In the moments that I felt like a foreigner and was perceived as one, it was as if a light had been projected onto my limited understanding of Armenia, beams pouring through all of the cracks in that understanding, shining upon me the label of “foreigner.” This was destabilizing, to say the least, as the only cultural identity I’ve ever actively laid claim to is my Armenian identity. The realization that I was missing all of these pieces to an identity I’ve always claimed as mine made me question: why don’t I know more about Armenian art? Why have I never bothered to pick up a book by an Armenian author? Why am I so unfamiliar with certain major events in Armenian history? And I was berating myself for quitting Armenian school when I was seven. I felt a new level of imposter syndrome — and what was most frustrating about this feeling was that it was largely of my own creation.

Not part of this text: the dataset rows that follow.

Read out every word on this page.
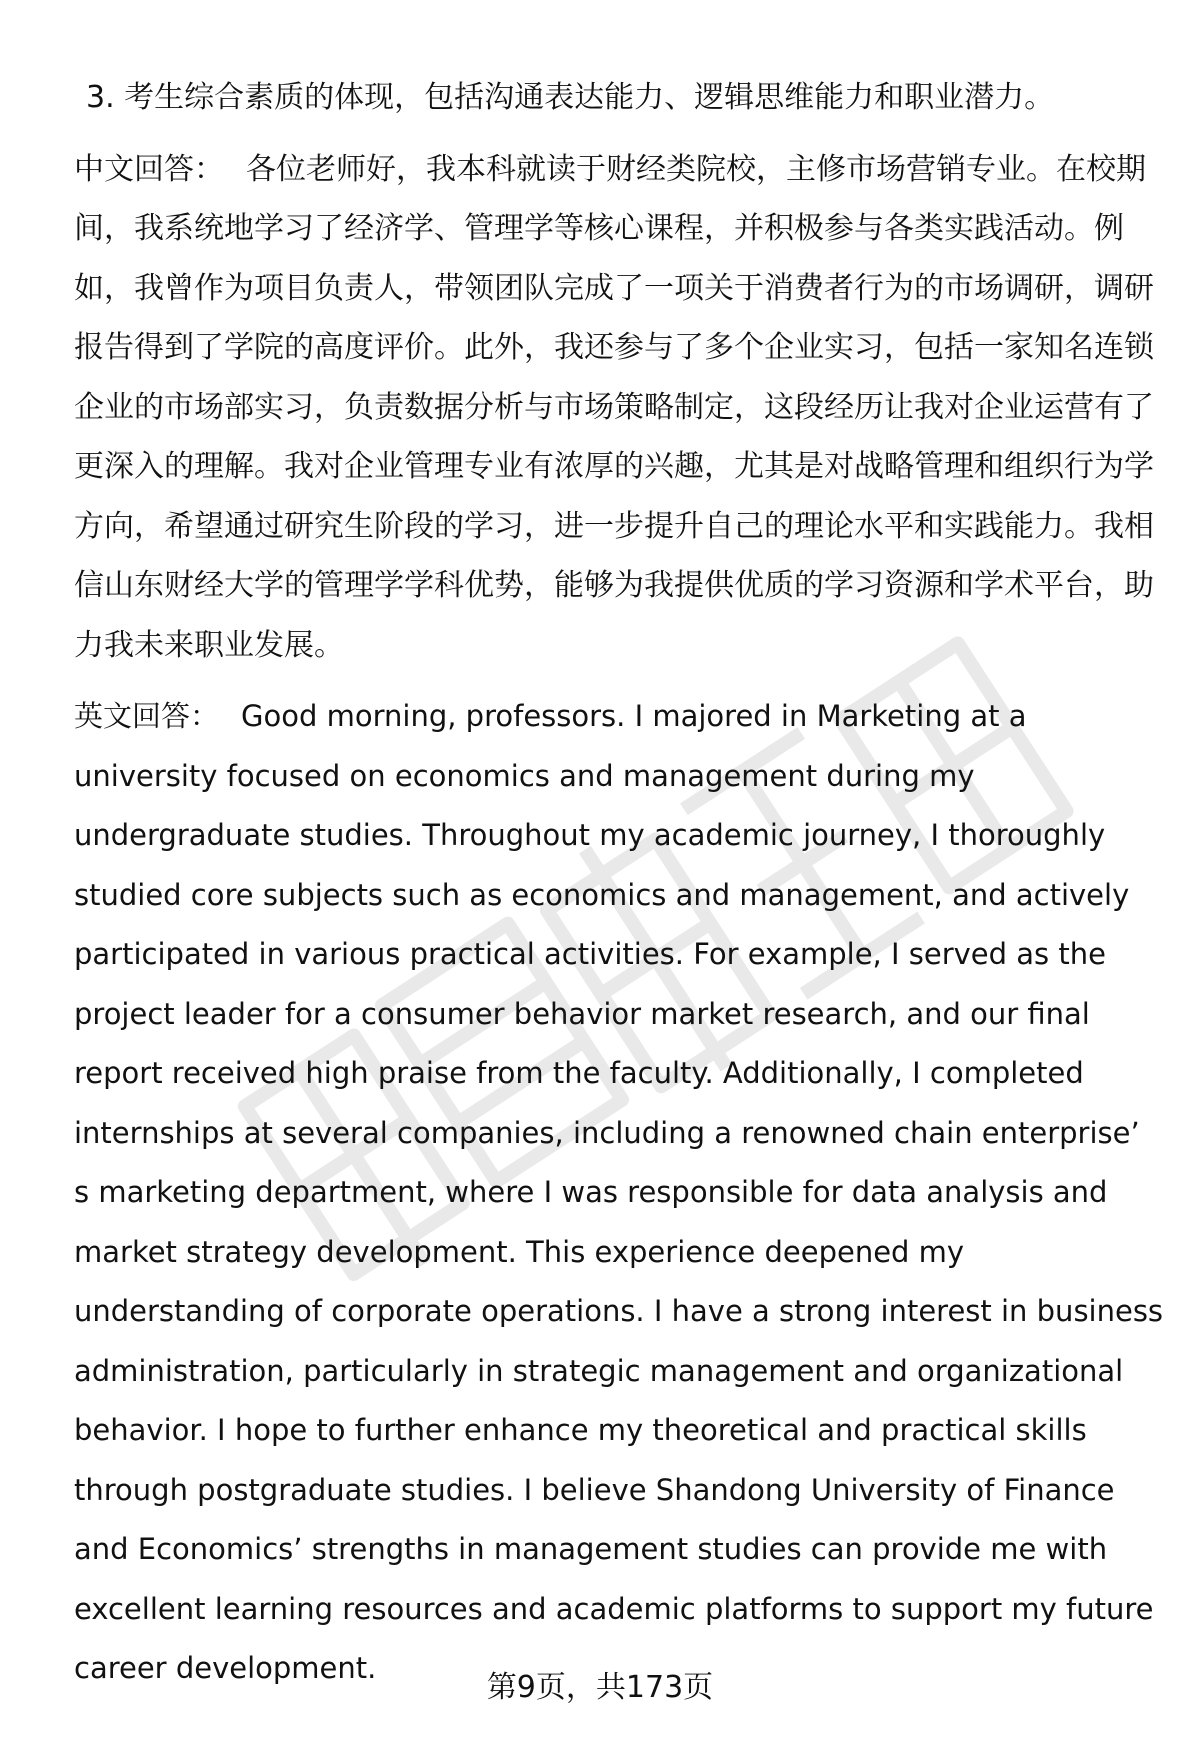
3. 考生综合素质的体现，包括沟通表达能力、逻辑思维能力和职业潜力。

中文回答： 各位老师好，我本科就读于财经类院校，主修市场营销专业。在校期间，我系统地学习了经济学、管理学等核心课程，并积极参与各类实践活动。例如，我曾作为项目负责人，带领团队完成了一项关于消费者行为的市场调研，调研报告得到了学院的高度评价。此外，我还参与了多个企业实习，包括一家知名连锁企业的市场部实习，负责数据分析与市场策略制定，这段经历让我对企业运营有了更深入的理解。我对企业管理专业有浓厚的兴趣，尤其是对战略管理和组织行为学方向，希望通过研究生阶段的学习，进一步提升自己的理论水平和实践能力。我相信山东财经大学的管理学学科优势，能够为我提供优质的学习资源和学术平台，助力我未来职业发展。

英文回答： Good morning, professors. I majored in Marketing at a university focused on economics and management during my undergraduate studies. Throughout my academic journey, I thoroughly studied core subjects such as economics and management, and actively participated in various practical activities. For example, I served as the project leader for a consumer behavior market research, and our final report received high praise from the faculty. Additionally, I completed internships at several companies, including a renowned chain enterprise’ s marketing department, where I was responsible for data analysis and market strategy development. This experience deepened my understanding of corporate operations. I have a strong interest in business administration, particularly in strategic management and organizational behavior. I hope to further enhance my theoretical and practical skills through postgraduate studies. I believe Shandong University of Finance and Economics’ strengths in management studies can provide me with excellent learning resources and academic platforms to support my future career development.

第9页，共173页
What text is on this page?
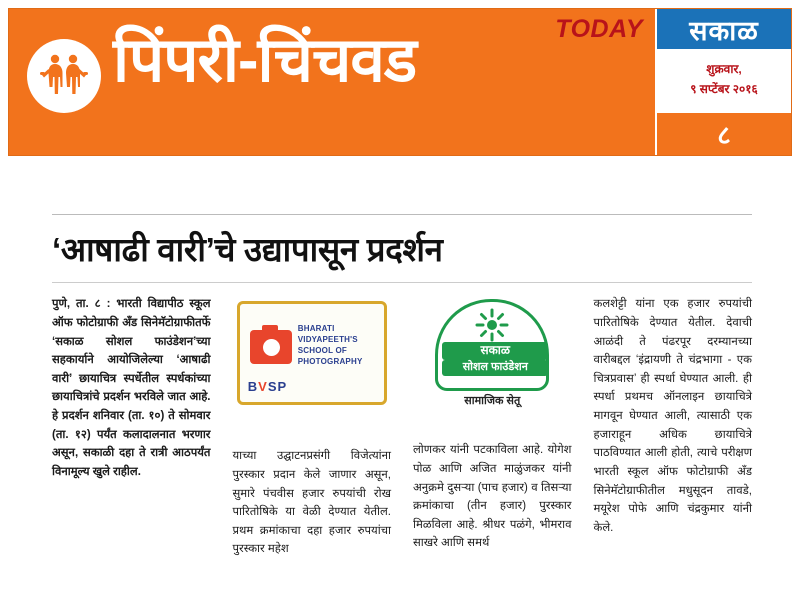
पिंपरी-चिंचवड	TODAY	सकाळ
शुक्रवार,
९ सप्टेंबर २०१६
८
‘आषाढी वारी’चे उद्यापासून प्रदर्शन

पुणे, ता. ८ : भारती विद्यापीठ स्कूल ऑफ फोटोग्राफी अँड सिनेमॅटोग्राफीतर्फे ‘सकाळ सोशल फाउंडेशन’च्या सहकार्याने आयोजिलेल्या ‘आषाढी वारी’ छायाचित्र स्पर्धेतील स्पर्धकांच्या छायाचित्रांचे प्रदर्शन भरविले जात आहे. हे प्रदर्शन शनिवार (ता. १०) ते सोमवार (ता. १२) पर्यंत कलादालनात भरणार असून, सकाळी दहा ते रात्री आठपर्यंत विनामूल्य खुले राहील.

BHARATI
VIDYAPEETH'S
SCHOOL OF
PHOTOGRAPHY
BVSP

याच्या उद्घाटनप्रसंगी विजेत्यांना पुरस्कार प्रदान केले जाणार असून, सुमारे पंचवीस हजार रुपयांची रोख पारितोषिके या वेळी देण्यात येतील. प्रथम क्रमांकाचा दहा हजार रुपयांचा पुरस्कार महेश

सकाळ
सोशल फाउंडेशन
सामाजिक सेतू

लोणकर यांनी पटकाविला आहे. योगेश पोळ आणि अजित माळुंजकर यांनी अनुक्रमे दुसऱ्या (पाच हजार) व तिसऱ्या क्रमांकाचा (तीन हजार) पुरस्कार मिळविला आहे. श्रीधर पळंगे, भीमराव साखरे आणि समर्थ

कलशेट्टी यांना एक हजार रुपयांची पारितोषिके देण्यात येतील. देवाची आळंदी ते पंढरपूर दरम्यानच्या वारीबद्दल ‘इंद्रायणी ते चंद्रभागा - एक चित्रप्रवास’ ही स्पर्धा घेण्यात आली. ही स्पर्धा प्रथमच ऑनलाइन छायाचित्रे मागवून घेण्यात आली, त्यासाठी एक हजाराहून अधिक छायाचित्रे पाठविण्यात आली होती, त्याचे परीक्षण भारती स्कूल ऑफ फोटोग्राफी अँड सिनेमॅटोग्राफीतील मधुसूदन तावडे, मयूरेश पोफे आणि चंद्रकुमार यांनी केले.
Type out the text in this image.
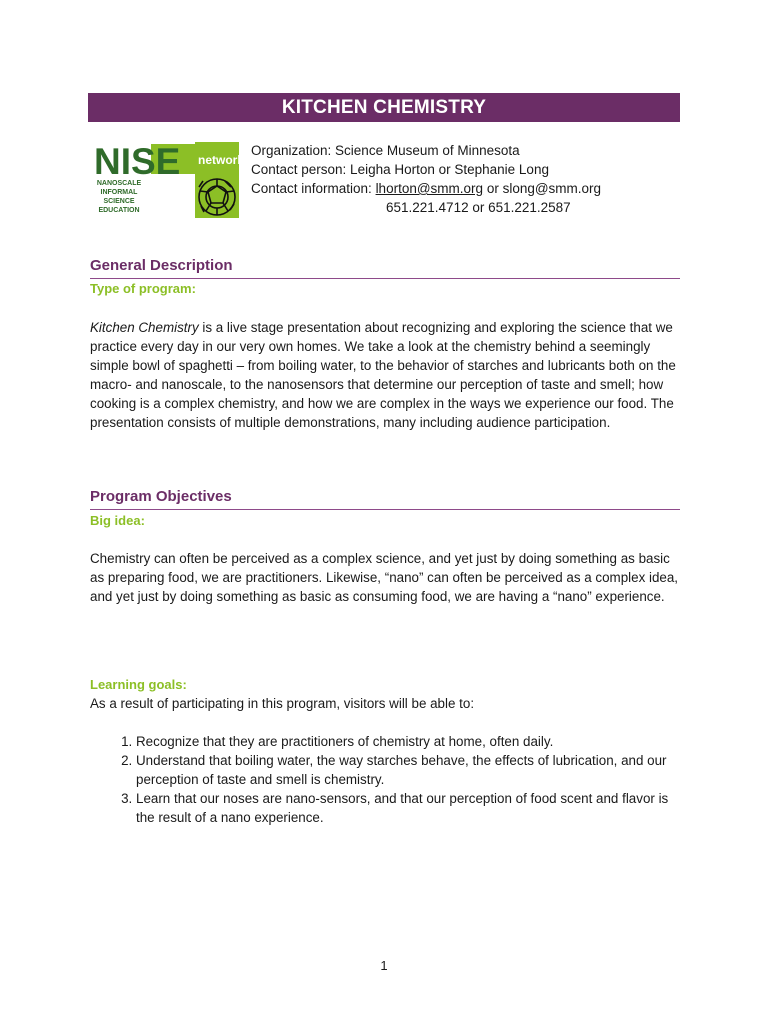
KITCHEN CHEMISTRY
NISE network
NANOSCALE
INFORMAL
SCIENCE
EDUCATION
Organization: Science Museum of Minnesota
Contact person: Leigha Horton or Stephanie Long
Contact information: lhorton@smm.org or slong@smm.org
651.221.4712 or 651.221.2587
General Description
Type of program:
Kitchen Chemistry is a live stage presentation about recognizing and exploring the science that we practice every day in our very own homes. We take a look at the chemistry behind a seemingly simple bowl of spaghetti – from boiling water, to the behavior of starches and lubricants both on the macro- and nanoscale, to the nanosensors that determine our perception of taste and smell; how cooking is a complex chemistry, and how we are complex in the ways we experience our food. The presentation consists of multiple demonstrations, many including audience participation.
Program Objectives
Big idea:
Chemistry can often be perceived as a complex science, and yet just by doing something as basic as preparing food, we are practitioners. Likewise, “nano” can often be perceived as a complex idea, and yet just by doing something as basic as consuming food, we are having a “nano” experience.
Learning goals:
As a result of participating in this program, visitors will be able to:
1. Recognize that they are practitioners of chemistry at home, often daily.
2. Understand that boiling water, the way starches behave, the effects of lubrication, and our perception of taste and smell is chemistry.
3. Learn that our noses are nano-sensors, and that our perception of food scent and flavor is the result of a nano experience.
1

Of course, it’s a losing game to compare the strength of my Armenian identity to that of people who were born and raised in Armenia, but the shame I felt in Armenia is a heightened reflection of the difficulty I’ve had in feeling “Armenian enough” among other Armenian-Americans for the majority of my life. My mom isn’t Armenian, and I don’t think my dad realized how easily his culture was passed on to him because of the way his parents raised him. With two Armenian parents who are completely immersed in the Armenian-American community, he hasn’t had to “try” to be Armenian, but, in many ways, I’ve had to. I didn’t grow up around Armenian cuisine, culture or community to the same degree that he did. So if I want to know more about my culture, it’s going to be a primarily self-motivated pursuit.

This account of my trip might have painted my time in Armenia as an isolating experience rich with self-loathing and feelings of inadequacy, but ultimately these feelings are reflections of how much I enjoyed my time in Armenia — because if I hadn’t loved my time there in the way that I did, the dissonance I so strongly feel would not exist. Seeing this country that previously felt fabled to me through the eyes of the students I worked with is an experience that brings tears to my eyes as I sit in a coffee shop in Ann Arbor, over six months later, writing this. These students’ generosity is something I will carry with me for as long as I am here to talk about it; from small moments like eating lahmajoun with them to the days they devoted to showing me different museums and monuments, my time with them was so special to me. I never thought I would have 25 friends to show me around Armenia when I finally made it back home, but I am so grateful that I did.

While seeing Armenia for myself made me realize how out of touch I am with the country, it also showed me the elements of a culture that could be mine, if I chose to reach out for it. As cliché as it might sound, in doing line dances in high school gymnasiums and staring up at ceilings of churches that have been standing for over a millenia, I felt the birth of that “New Armenia” many Armenians refer to in parts of my heart that had been dormant for my entire life until then. Seeing and understanding the pieces of a culture that you have lost is the first step to regaining them, and eventually making them your own. A lasting cultural identity certainly doesn’t grow overnight, but it has to start somewhere. I think Arsen would be happy to know that I started Armenian lessons this past summer.